How to Regain Your Compassion

This semester I made the best decision possible: taking Literature of the Holocaust. I requested a spot because I needed a Modern Lit requirement for my major, and my adviser recommend the teacher. As a teenager I become highly interested in the Holocaust, only to abandon it after learning in 9th grade how the Nazis mistreated Jews and there was nothing the United States could do. Fighting prejudice and injustice seemed much harder when certain stereotypes are ingrained in your psyche, and when genocides continue to occur around the world. We only learned one thing in World Civilization when covering the Holocaust: "Never again." We were then showed why "never again" becomes a difficult motto in the face of Rwanda, Darfur, Cambodia, and the Native Americans. 

That perspective changed when our teacher turned off the lights for one class, rolled down the screen projector, and showed us America and the Holocaust. We learned to our shock that the US DID know about the Holocaust in its early stages, could have saved six thousand Jews just by granting them visas, and ignored the problem until Jews working for the government alerted the President, getting fired for their trouble. Even worse, the government bureaucrat who stopped most of the visas from getting delivered never got punished. Breckenridge Long retired to a ranch and rode horses for the rest of his life. He never admitted his mistake, even when denying Jewish orphans an American sanctuary.

Our teacher then balanced this injustice with All But My Life, a memoir by a Holocaust survivor who has font memories of the US soldiers, even marrying the one who rescued her and ten other girls from an abandoned camp. Gerda Weisman Klein maintained an optimistic determination to survive, since surviving a death camp "was the greatest revenge". Her optimism helped the class brace itself for Night, a much more harrowing and traumatizing read, as well as Tzili, a fictional account of a mentally-delayed girl avoiding the death camps but still suffering when the Holocaust hits close to home.

Holocaust Literature didn't change my life, but it changed my perspective on the individual's power. If we had stopped Hitler when he invaded the Rhine lands, 5 million lives would have been spared. If Breckenridge Long had let go of his Anti-Semitism, then we may have had less refugees crowding the European ports, waiting for Nazi soldiers to drag them onto camps. If Eli Wiesel had listened to the nurse wanting to escort him to safety, he could have avoided Auschwitz.
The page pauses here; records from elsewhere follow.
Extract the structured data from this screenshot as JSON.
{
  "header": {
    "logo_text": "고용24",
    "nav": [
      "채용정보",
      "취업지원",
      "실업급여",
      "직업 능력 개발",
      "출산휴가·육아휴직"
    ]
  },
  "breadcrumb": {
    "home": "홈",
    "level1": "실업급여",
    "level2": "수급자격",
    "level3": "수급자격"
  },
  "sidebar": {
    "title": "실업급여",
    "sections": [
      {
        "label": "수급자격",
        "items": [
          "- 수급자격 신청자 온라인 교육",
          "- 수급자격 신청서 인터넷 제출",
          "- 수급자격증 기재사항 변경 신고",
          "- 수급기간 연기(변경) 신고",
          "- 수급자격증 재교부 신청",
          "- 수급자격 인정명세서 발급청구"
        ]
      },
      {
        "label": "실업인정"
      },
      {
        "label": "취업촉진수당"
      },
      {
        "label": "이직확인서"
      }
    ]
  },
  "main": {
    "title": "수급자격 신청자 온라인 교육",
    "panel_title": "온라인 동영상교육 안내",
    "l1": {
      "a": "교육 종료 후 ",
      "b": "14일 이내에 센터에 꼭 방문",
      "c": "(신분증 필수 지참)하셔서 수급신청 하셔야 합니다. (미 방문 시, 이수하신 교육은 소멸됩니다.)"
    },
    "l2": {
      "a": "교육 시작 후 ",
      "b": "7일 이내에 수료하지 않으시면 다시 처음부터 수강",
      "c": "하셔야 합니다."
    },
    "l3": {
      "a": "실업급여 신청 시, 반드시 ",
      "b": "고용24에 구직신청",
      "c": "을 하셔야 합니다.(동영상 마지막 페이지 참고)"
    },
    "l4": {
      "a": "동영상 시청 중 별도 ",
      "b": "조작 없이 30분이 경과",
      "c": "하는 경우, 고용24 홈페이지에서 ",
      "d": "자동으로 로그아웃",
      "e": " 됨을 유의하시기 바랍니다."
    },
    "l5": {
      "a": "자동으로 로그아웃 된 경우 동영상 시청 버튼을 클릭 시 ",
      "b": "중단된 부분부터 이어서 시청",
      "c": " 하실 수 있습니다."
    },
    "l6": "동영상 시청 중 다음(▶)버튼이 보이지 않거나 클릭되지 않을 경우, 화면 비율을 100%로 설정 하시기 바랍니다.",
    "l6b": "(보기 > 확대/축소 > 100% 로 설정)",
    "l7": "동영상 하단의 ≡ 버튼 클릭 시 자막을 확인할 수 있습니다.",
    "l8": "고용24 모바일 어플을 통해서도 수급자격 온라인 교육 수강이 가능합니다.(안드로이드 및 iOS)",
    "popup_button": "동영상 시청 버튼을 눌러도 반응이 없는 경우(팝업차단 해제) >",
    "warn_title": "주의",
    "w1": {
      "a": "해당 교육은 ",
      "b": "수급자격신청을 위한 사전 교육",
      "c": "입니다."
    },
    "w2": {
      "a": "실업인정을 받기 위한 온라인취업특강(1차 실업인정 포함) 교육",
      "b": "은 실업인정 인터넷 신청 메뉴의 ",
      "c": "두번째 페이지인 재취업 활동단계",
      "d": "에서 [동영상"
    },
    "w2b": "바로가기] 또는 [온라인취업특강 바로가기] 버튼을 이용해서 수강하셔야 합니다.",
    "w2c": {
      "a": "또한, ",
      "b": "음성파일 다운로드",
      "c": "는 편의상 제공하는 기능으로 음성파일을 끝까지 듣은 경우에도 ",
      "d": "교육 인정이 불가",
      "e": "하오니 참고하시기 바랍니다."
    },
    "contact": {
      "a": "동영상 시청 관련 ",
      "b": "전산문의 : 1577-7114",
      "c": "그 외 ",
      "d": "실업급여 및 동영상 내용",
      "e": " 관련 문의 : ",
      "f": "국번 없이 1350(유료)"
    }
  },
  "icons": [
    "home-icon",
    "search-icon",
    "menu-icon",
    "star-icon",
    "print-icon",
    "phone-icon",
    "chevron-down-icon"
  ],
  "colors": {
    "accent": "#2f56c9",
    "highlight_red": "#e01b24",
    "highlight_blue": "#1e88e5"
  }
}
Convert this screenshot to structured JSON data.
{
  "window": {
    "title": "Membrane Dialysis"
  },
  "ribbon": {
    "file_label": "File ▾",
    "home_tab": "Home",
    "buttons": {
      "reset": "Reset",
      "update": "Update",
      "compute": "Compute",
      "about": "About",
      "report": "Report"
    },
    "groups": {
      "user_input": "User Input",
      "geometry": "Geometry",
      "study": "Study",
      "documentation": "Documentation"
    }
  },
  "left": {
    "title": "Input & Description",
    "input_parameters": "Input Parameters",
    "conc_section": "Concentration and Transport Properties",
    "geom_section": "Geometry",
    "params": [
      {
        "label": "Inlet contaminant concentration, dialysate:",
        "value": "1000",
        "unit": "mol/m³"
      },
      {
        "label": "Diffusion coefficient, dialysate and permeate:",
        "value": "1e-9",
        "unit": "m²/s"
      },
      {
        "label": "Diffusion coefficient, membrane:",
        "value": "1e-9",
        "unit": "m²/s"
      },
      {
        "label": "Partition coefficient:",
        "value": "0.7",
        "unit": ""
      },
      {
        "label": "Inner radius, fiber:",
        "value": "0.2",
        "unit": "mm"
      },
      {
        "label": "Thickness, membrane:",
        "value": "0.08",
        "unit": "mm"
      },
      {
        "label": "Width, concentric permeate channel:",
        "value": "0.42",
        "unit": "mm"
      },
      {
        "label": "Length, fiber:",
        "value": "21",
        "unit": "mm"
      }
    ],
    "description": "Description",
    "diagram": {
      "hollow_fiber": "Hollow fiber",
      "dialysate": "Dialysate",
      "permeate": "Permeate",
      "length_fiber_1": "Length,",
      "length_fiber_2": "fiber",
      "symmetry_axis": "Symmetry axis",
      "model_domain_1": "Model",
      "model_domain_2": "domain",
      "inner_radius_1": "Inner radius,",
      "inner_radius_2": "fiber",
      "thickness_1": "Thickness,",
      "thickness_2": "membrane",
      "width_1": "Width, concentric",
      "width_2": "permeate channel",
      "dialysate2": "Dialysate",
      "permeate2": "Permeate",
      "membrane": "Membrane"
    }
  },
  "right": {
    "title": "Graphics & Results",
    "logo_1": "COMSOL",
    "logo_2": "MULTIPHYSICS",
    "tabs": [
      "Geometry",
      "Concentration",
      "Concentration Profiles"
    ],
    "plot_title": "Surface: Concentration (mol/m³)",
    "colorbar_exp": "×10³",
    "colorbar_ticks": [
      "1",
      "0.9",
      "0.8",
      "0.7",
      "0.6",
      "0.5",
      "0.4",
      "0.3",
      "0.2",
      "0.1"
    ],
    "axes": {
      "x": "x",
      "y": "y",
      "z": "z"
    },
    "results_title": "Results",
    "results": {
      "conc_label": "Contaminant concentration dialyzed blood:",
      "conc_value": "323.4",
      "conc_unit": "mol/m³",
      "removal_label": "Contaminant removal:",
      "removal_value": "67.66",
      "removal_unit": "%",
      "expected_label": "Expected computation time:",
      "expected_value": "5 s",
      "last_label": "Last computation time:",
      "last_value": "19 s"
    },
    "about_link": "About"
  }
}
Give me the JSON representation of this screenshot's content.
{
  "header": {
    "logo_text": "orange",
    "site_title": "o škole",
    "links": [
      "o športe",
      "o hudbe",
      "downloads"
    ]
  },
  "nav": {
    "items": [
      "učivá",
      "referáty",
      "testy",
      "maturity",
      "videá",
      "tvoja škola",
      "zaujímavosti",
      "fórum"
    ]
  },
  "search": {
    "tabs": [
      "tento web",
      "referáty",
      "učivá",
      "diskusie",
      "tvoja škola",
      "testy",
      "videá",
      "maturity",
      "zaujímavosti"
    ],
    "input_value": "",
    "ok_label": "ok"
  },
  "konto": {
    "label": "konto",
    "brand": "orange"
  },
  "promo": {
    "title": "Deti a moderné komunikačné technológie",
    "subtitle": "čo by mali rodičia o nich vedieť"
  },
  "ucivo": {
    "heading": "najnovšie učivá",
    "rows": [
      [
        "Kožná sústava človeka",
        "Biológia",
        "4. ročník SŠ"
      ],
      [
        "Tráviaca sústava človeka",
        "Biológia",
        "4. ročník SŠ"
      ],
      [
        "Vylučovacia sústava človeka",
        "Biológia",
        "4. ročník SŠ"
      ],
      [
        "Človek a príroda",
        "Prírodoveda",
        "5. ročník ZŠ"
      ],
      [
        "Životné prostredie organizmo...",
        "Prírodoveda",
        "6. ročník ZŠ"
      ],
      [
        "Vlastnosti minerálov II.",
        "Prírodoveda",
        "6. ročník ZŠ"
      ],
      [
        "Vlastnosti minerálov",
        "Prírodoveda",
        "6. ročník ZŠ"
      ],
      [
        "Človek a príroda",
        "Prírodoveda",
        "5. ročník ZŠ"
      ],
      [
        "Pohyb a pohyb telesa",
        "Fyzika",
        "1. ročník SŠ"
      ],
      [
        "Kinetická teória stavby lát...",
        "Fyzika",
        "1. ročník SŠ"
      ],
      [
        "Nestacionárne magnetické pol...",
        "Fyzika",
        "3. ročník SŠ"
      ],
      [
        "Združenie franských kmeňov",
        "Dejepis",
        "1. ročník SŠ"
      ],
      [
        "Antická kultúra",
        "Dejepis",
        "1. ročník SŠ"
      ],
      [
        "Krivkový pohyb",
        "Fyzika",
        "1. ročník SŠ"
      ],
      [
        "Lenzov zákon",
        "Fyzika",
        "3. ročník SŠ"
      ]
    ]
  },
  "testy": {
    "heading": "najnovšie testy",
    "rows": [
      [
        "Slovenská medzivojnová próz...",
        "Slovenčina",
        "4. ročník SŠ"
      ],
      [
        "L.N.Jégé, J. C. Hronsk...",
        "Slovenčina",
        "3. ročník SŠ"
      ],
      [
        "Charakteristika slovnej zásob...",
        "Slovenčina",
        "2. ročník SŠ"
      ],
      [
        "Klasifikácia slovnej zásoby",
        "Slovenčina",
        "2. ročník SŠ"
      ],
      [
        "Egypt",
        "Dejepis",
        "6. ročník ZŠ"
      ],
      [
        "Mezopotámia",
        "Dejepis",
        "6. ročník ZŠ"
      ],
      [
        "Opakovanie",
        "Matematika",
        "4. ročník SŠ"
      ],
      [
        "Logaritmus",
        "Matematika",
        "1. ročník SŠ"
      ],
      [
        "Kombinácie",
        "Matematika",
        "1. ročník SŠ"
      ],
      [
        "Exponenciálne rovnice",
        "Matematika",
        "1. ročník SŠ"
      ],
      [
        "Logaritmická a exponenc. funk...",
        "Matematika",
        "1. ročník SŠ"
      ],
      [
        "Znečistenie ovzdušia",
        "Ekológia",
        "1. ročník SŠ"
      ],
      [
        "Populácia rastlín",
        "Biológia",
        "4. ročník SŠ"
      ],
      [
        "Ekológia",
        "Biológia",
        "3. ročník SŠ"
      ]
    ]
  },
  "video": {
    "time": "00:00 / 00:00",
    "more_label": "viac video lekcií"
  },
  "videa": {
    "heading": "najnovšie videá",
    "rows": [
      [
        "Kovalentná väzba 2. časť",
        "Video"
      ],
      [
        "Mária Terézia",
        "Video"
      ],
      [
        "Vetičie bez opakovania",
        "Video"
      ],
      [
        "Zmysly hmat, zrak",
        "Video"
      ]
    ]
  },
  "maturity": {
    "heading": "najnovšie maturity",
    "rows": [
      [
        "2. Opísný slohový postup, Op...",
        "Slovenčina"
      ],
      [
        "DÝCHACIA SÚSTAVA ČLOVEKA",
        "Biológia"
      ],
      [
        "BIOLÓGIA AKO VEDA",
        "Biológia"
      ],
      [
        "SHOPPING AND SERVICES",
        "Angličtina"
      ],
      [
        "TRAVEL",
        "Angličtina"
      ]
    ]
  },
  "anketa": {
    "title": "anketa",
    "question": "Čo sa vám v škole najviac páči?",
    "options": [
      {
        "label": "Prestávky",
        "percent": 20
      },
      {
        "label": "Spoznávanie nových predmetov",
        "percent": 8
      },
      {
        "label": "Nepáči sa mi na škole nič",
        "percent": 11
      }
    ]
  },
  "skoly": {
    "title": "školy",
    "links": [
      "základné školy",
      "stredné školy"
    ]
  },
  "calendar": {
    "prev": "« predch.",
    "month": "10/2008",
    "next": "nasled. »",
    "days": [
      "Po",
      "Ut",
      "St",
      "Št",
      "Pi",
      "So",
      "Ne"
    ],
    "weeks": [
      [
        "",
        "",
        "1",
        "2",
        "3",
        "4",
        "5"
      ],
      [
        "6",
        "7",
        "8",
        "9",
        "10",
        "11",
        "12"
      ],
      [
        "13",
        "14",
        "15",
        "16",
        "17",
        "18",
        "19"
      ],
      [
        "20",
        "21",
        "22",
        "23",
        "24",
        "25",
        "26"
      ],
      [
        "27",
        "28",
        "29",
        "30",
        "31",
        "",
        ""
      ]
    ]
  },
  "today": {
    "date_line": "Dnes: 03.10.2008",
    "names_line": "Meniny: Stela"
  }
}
The novels we read focused on the individual's power by proxy, since they were novels: Tzili, The ShawlWartime Lies, and The Plot Against America. Tzili through her quiet, persistent search for a new home invites compassion for every individual, no matter what their position in life; Wartime Lies explores what a false identity can do to a child's psyche as he hides from war as well as his courageous aunt; and The Plot Against America showed the growth of the author's fictional counterpart in a much more hostile America, with a Nazi-sympathizer as the president and the Jews slowly losing political power.Our teacher combined traditional English teaching to emphasize how the Holocaust stripped the individual of an identity and basic human rights, whether or not someone encountered the horrors of the camp.

I learned how to care for people again in this class, through my love of books and dormant righteous fury. I found what I could do: obtain an internship talking with a Holocaust survivor, write a comic expressing my conflicted feelings, and find more books on the subject.

Will I march in Poland, facing a hail of stones and seeing the horrid barracks? Probably not, unless for research. Will I write a comic that explains an appropriate punishment for Breckenridge Long? Probably, if I do enough research about the time period. Will I remember that every person who suffers is an individual, though? Yes I will. I will remember the voices of real and fictional survivors, those who told us to look at the Holocaust in a new way. We prove Hitler wrong when we see them as people, not as potential hair suppliers or cattle to be herded in trains. Let's keep doing so, even if there are no more Jews in Europe.